Z-Image-Turbo ControlNet
What does this PR do?
In the original code this is not a typical ControlNet, it is integrated into the transformer and relies on operations performed in the transformer's forward. In this PR we implement it as a typical ControlNet by duplicating the necessary operations from the transformer's forward into the ControlNet's forward and pass transformer to ZImageControlNetModel's forward to access the necessary transformer modules, as a result this is perhaps a little slower than the original implementation, but it keeps things clean and in style. ZImageTransformer2DModel has minimal changes, controlnet_block_samples is introduced, this is a Dict[int, torch.Tensor] returned from ZImageControlNetModel where the int is the ZImageTransformer2DModel layers index, this is another difference from typical ControlNet where every block has the ControlNet output applied. ZImageControlNetPipeline has minimal changes, compared to ZImagePipeline it adds prepare_image function, adds control_image and controlnet_conditioning_scale parameters, prepares and encodes control_image and calls controlnet to obtain controlnet_block_samples which are passed to transformer. control_guidance_start/control_guidance_end is not yet implemented.
Test code
python scripts/convert_z_image_controlnet_to_diffusers.py --original_controlnet_repo_id "alibaba-pai/Z-Image-Turbo-Fun-Controlnet-Union" --filename "Z-Image-Turbo-Fun-Controlnet-Union.safetensors" --output_path "z-image-controlnet-hf"
import torch
from diffusers import ZImageControlNetPipeline
from diffusers import ZImageControlNetModel
from diffusers.utils import load_image
controlnet_model = "z-image-controlnet-hf"

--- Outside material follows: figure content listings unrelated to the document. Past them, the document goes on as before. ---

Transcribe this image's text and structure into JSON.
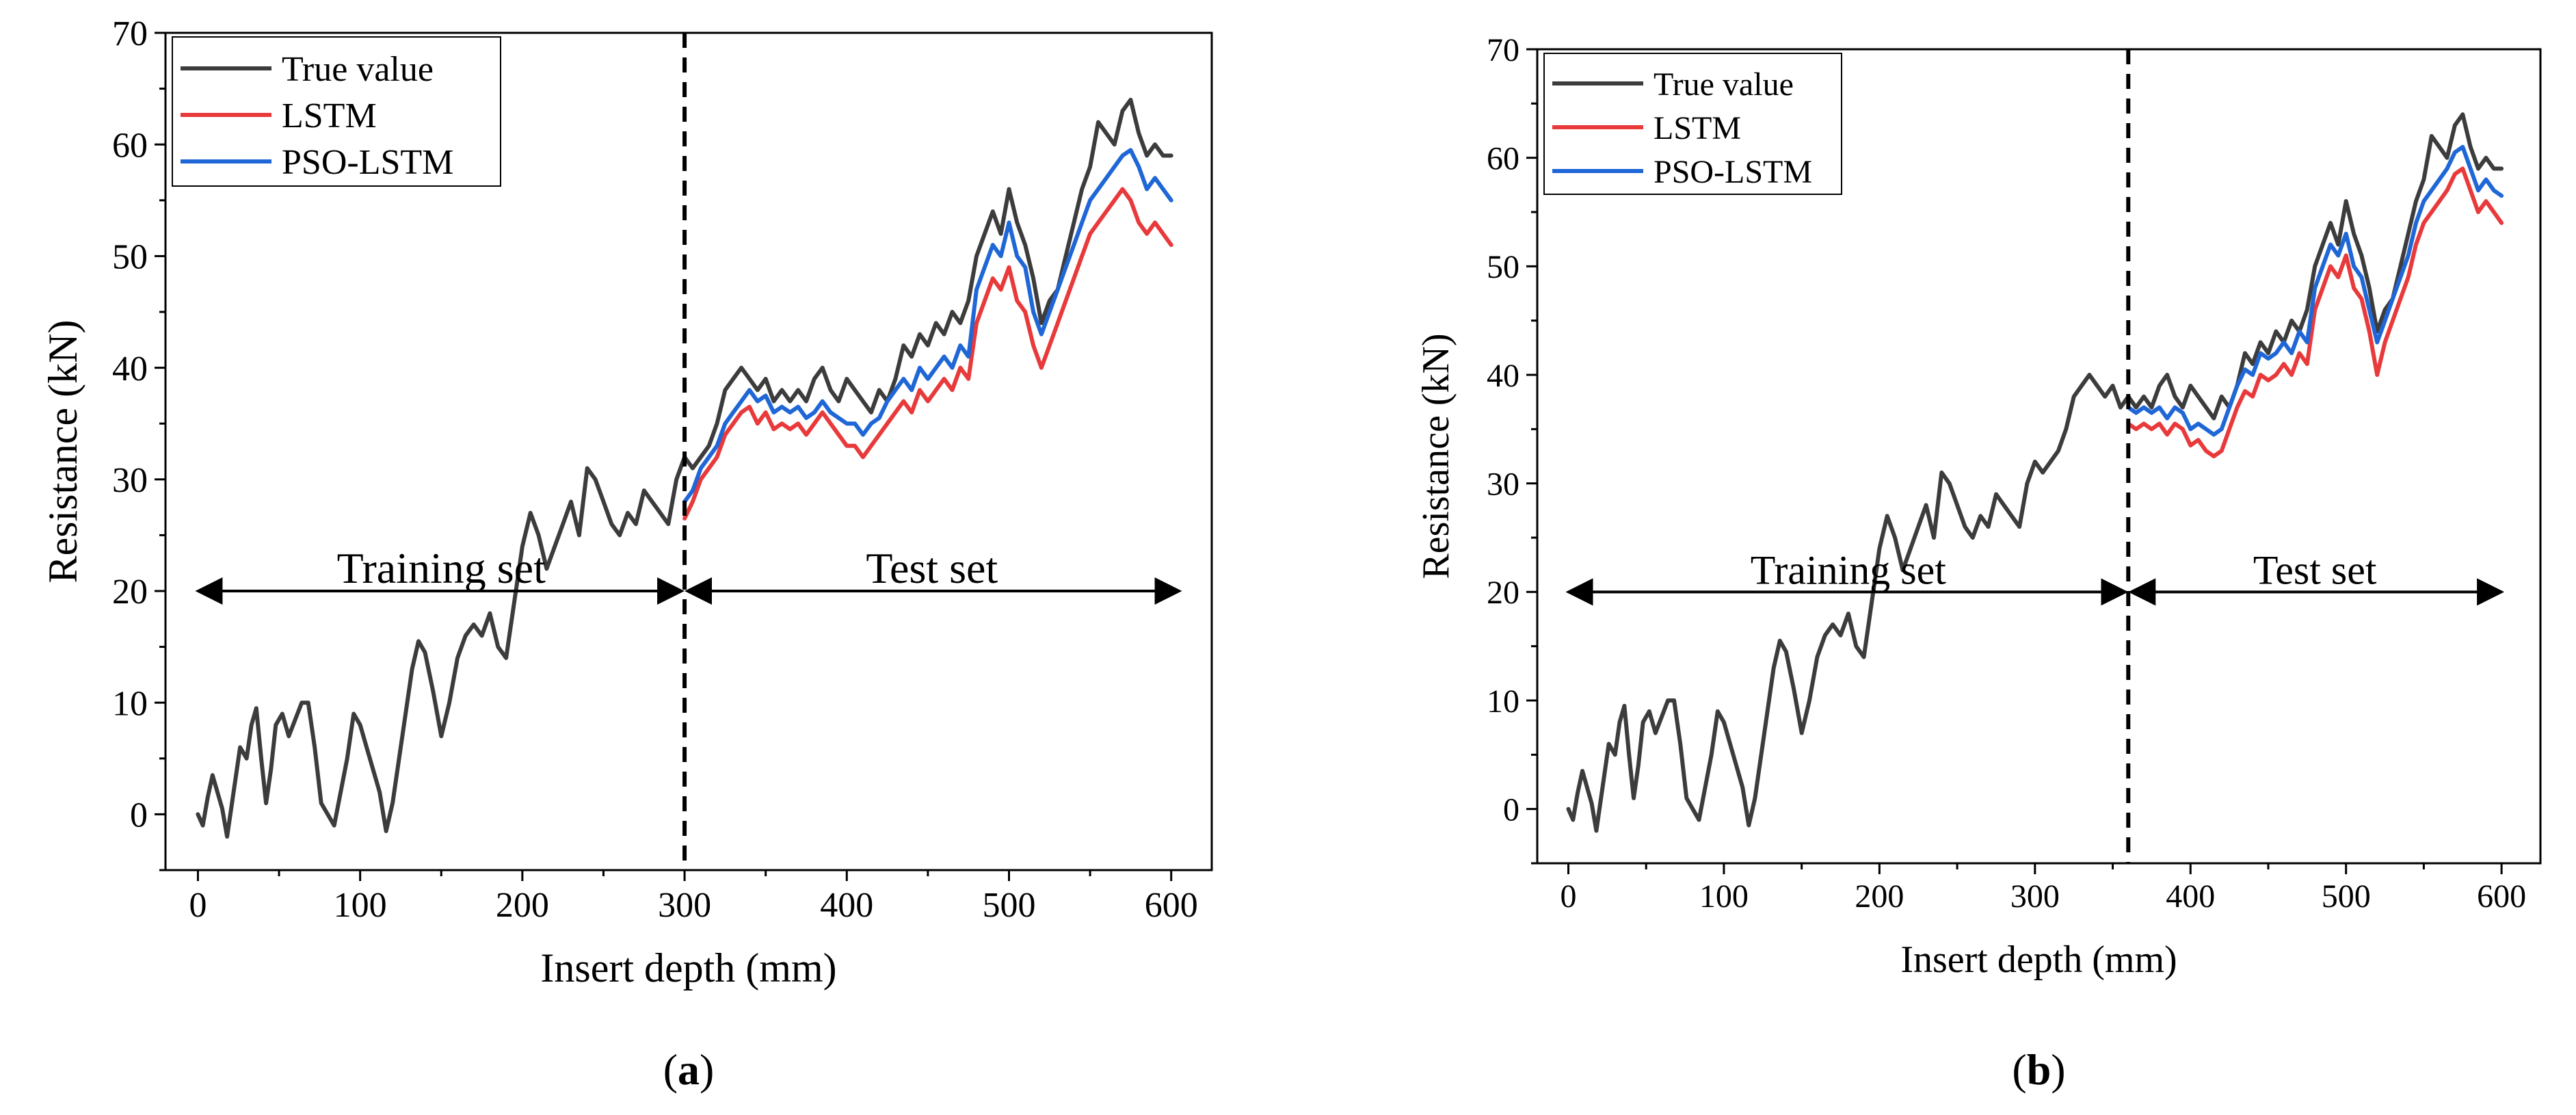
{
  "chart_data": [
    {
      "type": "line",
      "panel_label": "a",
      "xlabel": "Insert depth (mm)",
      "ylabel": "Resistance (kN)",
      "xlim": [
        -20,
        625
      ],
      "ylim": [
        -5,
        70
      ],
      "xticks": [
        0,
        100,
        200,
        300,
        400,
        500,
        600
      ],
      "yticks": [
        0,
        10,
        20,
        30,
        40,
        50,
        60,
        70
      ],
      "legend": [
        "True value",
        "LSTM",
        "PSO-LSTM"
      ],
      "legend_position": "top-left",
      "split_x": 300,
      "training_label": "Training set",
      "test_label": "Test set",
      "arrow_y": 20,
      "training_range": [
        0,
        300
      ],
      "test_range": [
        300,
        605
      ],
      "series": [
        {
          "name": "True value",
          "color": "#3c3c3c",
          "x": [
            0,
            3,
            6,
            9,
            12,
            15,
            18,
            22,
            26,
            30,
            33,
            36,
            39,
            42,
            45,
            48,
            52,
            56,
            60,
            64,
            68,
            72,
            76,
            80,
            84,
            88,
            92,
            96,
            100,
            104,
            108,
            112,
            116,
            120,
            124,
            128,
            132,
            136,
            140,
            145,
            150,
            155,
            160,
            165,
            170,
            175,
            180,
            185,
            190,
            195,
            200,
            205,
            210,
            215,
            220,
            225,
            230,
            235,
            240,
            245,
            250,
            255,
            260,
            265,
            270,
            275,
            280,
            285,
            290,
            295,
            300,
            305,
            310,
            315,
            320,
            325,
            330,
            335,
            340,
            345,
            350,
            355,
            360,
            365,
            370,
            375,
            380,
            385,
            390,
            395,
            400,
            405,
            410,
            415,
            420,
            425,
            430,
            435,
            440,
            445,
            450,
            455,
            460,
            465,
            470,
            475,
            480,
            485,
            490,
            495,
            500,
            505,
            510,
            515,
            520,
            525,
            530,
            535,
            540,
            545,
            550,
            555,
            560,
            565,
            570,
            575,
            580,
            585,
            590,
            595,
            600
          ],
          "y": [
            0,
            -1,
            1.5,
            3.5,
            2,
            0.5,
            -2,
            2,
            6,
            5,
            8,
            9.5,
            5,
            1,
            4,
            8,
            9,
            7,
            8.5,
            10,
            10,
            6,
            1,
            0,
            -1,
            2,
            5,
            9,
            8,
            6,
            4,
            2,
            -1.5,
            1,
            5,
            9,
            13,
            15.5,
            14.5,
            11,
            7,
            10,
            14,
            16,
            17,
            16,
            18,
            15,
            14,
            19,
            24,
            27,
            25,
            22,
            24,
            26,
            28,
            25,
            31,
            30,
            28,
            26,
            25,
            27,
            26,
            29,
            28,
            27,
            26,
            30,
            32,
            31,
            32,
            33,
            35,
            38,
            39,
            40,
            39,
            38,
            39,
            37,
            38,
            37,
            38,
            37,
            39,
            40,
            38,
            37,
            39,
            38,
            37,
            36,
            38,
            37,
            39,
            42,
            41,
            43,
            42,
            44,
            43,
            45,
            44,
            46,
            50,
            52,
            54,
            52,
            56,
            53,
            51,
            48,
            44,
            46,
            47,
            50,
            53,
            56,
            58,
            62,
            61,
            60,
            63,
            64,
            61,
            59,
            60,
            59,
            59
          ]
        },
        {
          "name": "LSTM",
          "color": "#e8393b",
          "x": [
            300,
            305,
            310,
            315,
            320,
            325,
            330,
            335,
            340,
            345,
            350,
            355,
            360,
            365,
            370,
            375,
            380,
            385,
            390,
            395,
            400,
            405,
            410,
            415,
            420,
            425,
            430,
            435,
            440,
            445,
            450,
            455,
            460,
            465,
            470,
            475,
            480,
            485,
            490,
            495,
            500,
            505,
            510,
            515,
            520,
            525,
            530,
            535,
            540,
            545,
            550,
            555,
            560,
            565,
            570,
            575,
            580,
            585,
            590,
            595,
            600
          ],
          "y": [
            26.5,
            28,
            30,
            31,
            32,
            34,
            35,
            36,
            36.5,
            35,
            36,
            34.5,
            35,
            34.5,
            35,
            34,
            35,
            36,
            35,
            34,
            33,
            33,
            32,
            33,
            34,
            35,
            36,
            37,
            36,
            38,
            37,
            38,
            39,
            38,
            40,
            39,
            44,
            46,
            48,
            47,
            49,
            46,
            45,
            42,
            40,
            42,
            44,
            46,
            48,
            50,
            52,
            53,
            54,
            55,
            56,
            55,
            53,
            52,
            53,
            52,
            51
          ]
        },
        {
          "name": "PSO-LSTM",
          "color": "#1f66d6",
          "x": [
            300,
            305,
            310,
            315,
            320,
            325,
            330,
            335,
            340,
            345,
            350,
            355,
            360,
            365,
            370,
            375,
            380,
            385,
            390,
            395,
            400,
            405,
            410,
            415,
            420,
            425,
            430,
            435,
            440,
            445,
            450,
            455,
            460,
            465,
            470,
            475,
            480,
            485,
            490,
            495,
            500,
            505,
            510,
            515,
            520,
            525,
            530,
            535,
            540,
            545,
            550,
            555,
            560,
            565,
            570,
            575,
            580,
            585,
            590,
            595,
            600
          ],
          "y": [
            28,
            29,
            31,
            32,
            33,
            35,
            36,
            37,
            38,
            37,
            37.5,
            36,
            36.5,
            36,
            36.5,
            35.5,
            36,
            37,
            36,
            35.5,
            35,
            35,
            34,
            35,
            35.5,
            37,
            38,
            39,
            38,
            40,
            39,
            40,
            41,
            40,
            42,
            41,
            47,
            49,
            51,
            50,
            53,
            50,
            49,
            45,
            43,
            45,
            47,
            49,
            51,
            53,
            55,
            56,
            57,
            58,
            59,
            59.5,
            58,
            56,
            57,
            56,
            55
          ]
        }
      ]
    },
    {
      "type": "line",
      "panel_label": "b",
      "xlabel": "Insert depth (mm)",
      "ylabel": "Resistance (kN)",
      "xlim": [
        -20,
        625
      ],
      "ylim": [
        -5,
        70
      ],
      "xticks": [
        0,
        100,
        200,
        300,
        400,
        500,
        600
      ],
      "yticks": [
        0,
        10,
        20,
        30,
        40,
        50,
        60,
        70
      ],
      "legend": [
        "True value",
        "LSTM",
        "PSO-LSTM"
      ],
      "legend_position": "top-left",
      "split_x": 360,
      "training_label": "Training set",
      "test_label": "Test set",
      "arrow_y": 20,
      "training_range": [
        0,
        360
      ],
      "test_range": [
        360,
        600
      ],
      "series": [
        {
          "name": "True value",
          "color": "#3c3c3c",
          "x": [
            0,
            3,
            6,
            9,
            12,
            15,
            18,
            22,
            26,
            30,
            33,
            36,
            39,
            42,
            45,
            48,
            52,
            56,
            60,
            64,
            68,
            72,
            76,
            80,
            84,
            88,
            92,
            96,
            100,
            104,
            108,
            112,
            116,
            120,
            124,
            128,
            132,
            136,
            140,
            145,
            150,
            155,
            160,
            165,
            170,
            175,
            180,
            185,
            190,
            195,
            200,
            205,
            210,
            215,
            220,
            225,
            230,
            235,
            240,
            245,
            250,
            255,
            260,
            265,
            270,
            275,
            280,
            285,
            290,
            295,
            300,
            305,
            310,
            315,
            320,
            325,
            330,
            335,
            340,
            345,
            350,
            355,
            360,
            365,
            370,
            375,
            380,
            385,
            390,
            395,
            400,
            405,
            410,
            415,
            420,
            425,
            430,
            435,
            440,
            445,
            450,
            455,
            460,
            465,
            470,
            475,
            480,
            485,
            490,
            495,
            500,
            505,
            510,
            515,
            520,
            525,
            530,
            535,
            540,
            545,
            550,
            555,
            560,
            565,
            570,
            575,
            580,
            585,
            590,
            595,
            600
          ],
          "y": [
            0,
            -1,
            1.5,
            3.5,
            2,
            0.5,
            -2,
            2,
            6,
            5,
            8,
            9.5,
            5,
            1,
            4,
            8,
            9,
            7,
            8.5,
            10,
            10,
            6,
            1,
            0,
            -1,
            2,
            5,
            9,
            8,
            6,
            4,
            2,
            -1.5,
            1,
            5,
            9,
            13,
            15.5,
            14.5,
            11,
            7,
            10,
            14,
            16,
            17,
            16,
            18,
            15,
            14,
            19,
            24,
            27,
            25,
            22,
            24,
            26,
            28,
            25,
            31,
            30,
            28,
            26,
            25,
            27,
            26,
            29,
            28,
            27,
            26,
            30,
            32,
            31,
            32,
            33,
            35,
            38,
            39,
            40,
            39,
            38,
            39,
            37,
            38,
            37,
            38,
            37,
            39,
            40,
            38,
            37,
            39,
            38,
            37,
            36,
            38,
            37,
            39,
            42,
            41,
            43,
            42,
            44,
            43,
            45,
            44,
            46,
            50,
            52,
            54,
            52,
            56,
            53,
            51,
            48,
            44,
            46,
            47,
            50,
            53,
            56,
            58,
            62,
            61,
            60,
            63,
            64,
            61,
            59,
            60,
            59,
            59
          ]
        },
        {
          "name": "LSTM",
          "color": "#e8393b",
          "x": [
            360,
            365,
            370,
            375,
            380,
            385,
            390,
            395,
            400,
            405,
            410,
            415,
            420,
            425,
            430,
            435,
            440,
            445,
            450,
            455,
            460,
            465,
            470,
            475,
            480,
            485,
            490,
            495,
            500,
            505,
            510,
            515,
            520,
            525,
            530,
            535,
            540,
            545,
            550,
            555,
            560,
            565,
            570,
            575,
            580,
            585,
            590,
            595,
            600
          ],
          "y": [
            35.5,
            35,
            35.5,
            35,
            35.5,
            34.5,
            35.5,
            35,
            33.5,
            34,
            33,
            32.5,
            33,
            35,
            37,
            38.5,
            38,
            40,
            39.5,
            40,
            41,
            40,
            42,
            41,
            46,
            48,
            50,
            49,
            51,
            48,
            47,
            44,
            40,
            43,
            45,
            47,
            49,
            52,
            54,
            55,
            56,
            57,
            58.5,
            59,
            57,
            55,
            56,
            55,
            54
          ]
        },
        {
          "name": "PSO-LSTM",
          "color": "#1f66d6",
          "x": [
            360,
            365,
            370,
            375,
            380,
            385,
            390,
            395,
            400,
            405,
            410,
            415,
            420,
            425,
            430,
            435,
            440,
            445,
            450,
            455,
            460,
            465,
            470,
            475,
            480,
            485,
            490,
            495,
            500,
            505,
            510,
            515,
            520,
            525,
            530,
            535,
            540,
            545,
            550,
            555,
            560,
            565,
            570,
            575,
            580,
            585,
            590,
            595,
            600
          ],
          "y": [
            37,
            36.5,
            37,
            36.5,
            37,
            36,
            37,
            36.5,
            35,
            35.5,
            35,
            34.5,
            35,
            37,
            39,
            40.5,
            40,
            42,
            41.5,
            42,
            43,
            42,
            44,
            43,
            48,
            50,
            52,
            51,
            53,
            50,
            49,
            46,
            43,
            45,
            47,
            49,
            51,
            54,
            56,
            57,
            58,
            59,
            60.5,
            61,
            59,
            57,
            58,
            57,
            56.5
          ]
        }
      ]
    }
  ]
}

controlnet = ZImageControlNetModel.from_pretrained(
controlnet_model, torch_dtype=torch.bfloat16
)
pipe = ZImageControlNetPipeline.from_pretrained(
"Tongyi-MAI/Z-Image-Turbo", controlnet=controlnet, torch_dtype=torch.bfloat16
)
pipe = pipe.to("cuda")
control_image = load_image("https://huggingface.co/alibaba-pai/Z-Image-Turbo-Fun-Controlnet-Union/resolve/main/asset/pose.jpg?download=true")
prompt = "一位年轻女子站在阳光明媚的海岸线上,白裙在轻拂的海风中微微飘动。她拥有一头鲜艳的紫色长发,在风中轻盈舞动,发间系着一个精致的黑色蝴蝶结,与身后柔和的蔚蓝天空形成鲜明对比。她面容清秀,眉目精致,透着一股甜美的青春气息;神情柔和,略带羞涩,目光静静地凝望着远方的地平线,双手自然交叠于身前,仿佛沉浸在思绪之中。在她身后,是辽阔无垠、波光粼粼的大海,阳光洒在海面上,映出温暖的金色光晕。"
image = pipe(
prompt,
control_image=control_image,
controlnet_conditioning_scale=0.75,
height=1728,
width=992,
num_inference_steps=9,
guidance_scale=0.0,
generator=torch.Generator("cuda").manual_seed(43),
).images[0]
image.save("zimage.png")
Output
| PR | Original |
|---|---|
Fixes #12769
Who can review?
Anyone in the community is free to review the PR once the tests have passed. Feel free to tag members/contributors who may be interested in your PR.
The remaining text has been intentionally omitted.